Palcacocha nos recuerda inevitablemente la tragedia en 1970, donde oportunidad para evitar el desastre hubo: en 1962, escaladores de EE.UU. ascendieron al Huascarán y detectaron un lecho de roca suelto bajo un glaciar. Tras su expedición, informaron de la posibilidad de una avalancha que pondría en peligro esta zona, una advertencia que obtuvo un titular periodístico. Al final, no solo no se hizo nada: aparte de rechazar esa versión, las autoridades y líderes locales prefirieron fustigar a los andinistas. Un funcionario de la época replicó: “Esta oficina deplora una vez más que falsas informaciones sean difundidas sin antes obtener pruebas de fuentes dignas de todo crédito, creando zozobra y la intranquilidad sin razón alguna de poblaciones que no están amenazadas”. Ocho años después, Yungay fue borrada del mapa.

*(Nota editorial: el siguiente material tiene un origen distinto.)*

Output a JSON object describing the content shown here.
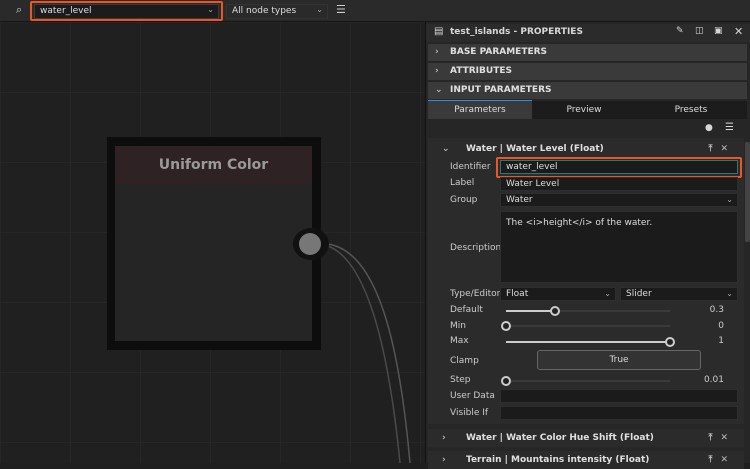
{
  "toolbar": {
    "search_value": "water_level",
    "node_type": "All node types"
  },
  "node": {
    "title": "Uniform Color"
  },
  "panel": {
    "title": "test_islands - PROPERTIES",
    "sections": [
      "BASE PARAMETERS",
      "ATTRIBUTES",
      "INPUT PARAMETERS"
    ],
    "tabs": [
      "Parameters",
      "Preview",
      "Presets"
    ],
    "param": {
      "header": "Water | Water Level (Float)",
      "labels": {
        "identifier": "Identifier",
        "label": "Label",
        "group": "Group",
        "description": "Description",
        "type": "Type/Editor",
        "default": "Default",
        "min": "Min",
        "max": "Max",
        "clamp": "Clamp",
        "step": "Step",
        "user_data": "User Data",
        "visible_if": "Visible If"
      },
      "identifier": "water_level",
      "label": "Water Level",
      "group": "Water",
      "description": "The <i>height</i> of the water.",
      "type": "Float",
      "editor": "Slider",
      "default": "0.3",
      "default_fraction": 0.3,
      "min": "0",
      "max": "1",
      "clamp": "True",
      "step": "0.01",
      "user_data": "",
      "visible_if": ""
    },
    "collapsed": [
      "Water | Water Color Hue Shift (Float)",
      "Terrain | Mountains intensity (Float)"
    ]
  },
  "colors": {
    "highlight": "#e8572a",
    "accent": "#2f8fd8"
  }
}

Es claro que en esa época no existían los avances conceptuales e institucionales de hoy en torno de los riesgos, los desastres, la defensa civil, la prevención, el reasentamiento de poblaciones y la vulnerabilidad social. Mayores razones para que el peligro en Palcacocha sea minimizado desde ya, para tranquilidad de la población, de la economía y del turismo en el Callejón. Y no podía ser de otra forma, porque un desastre que se olvida es un desastre con recaída.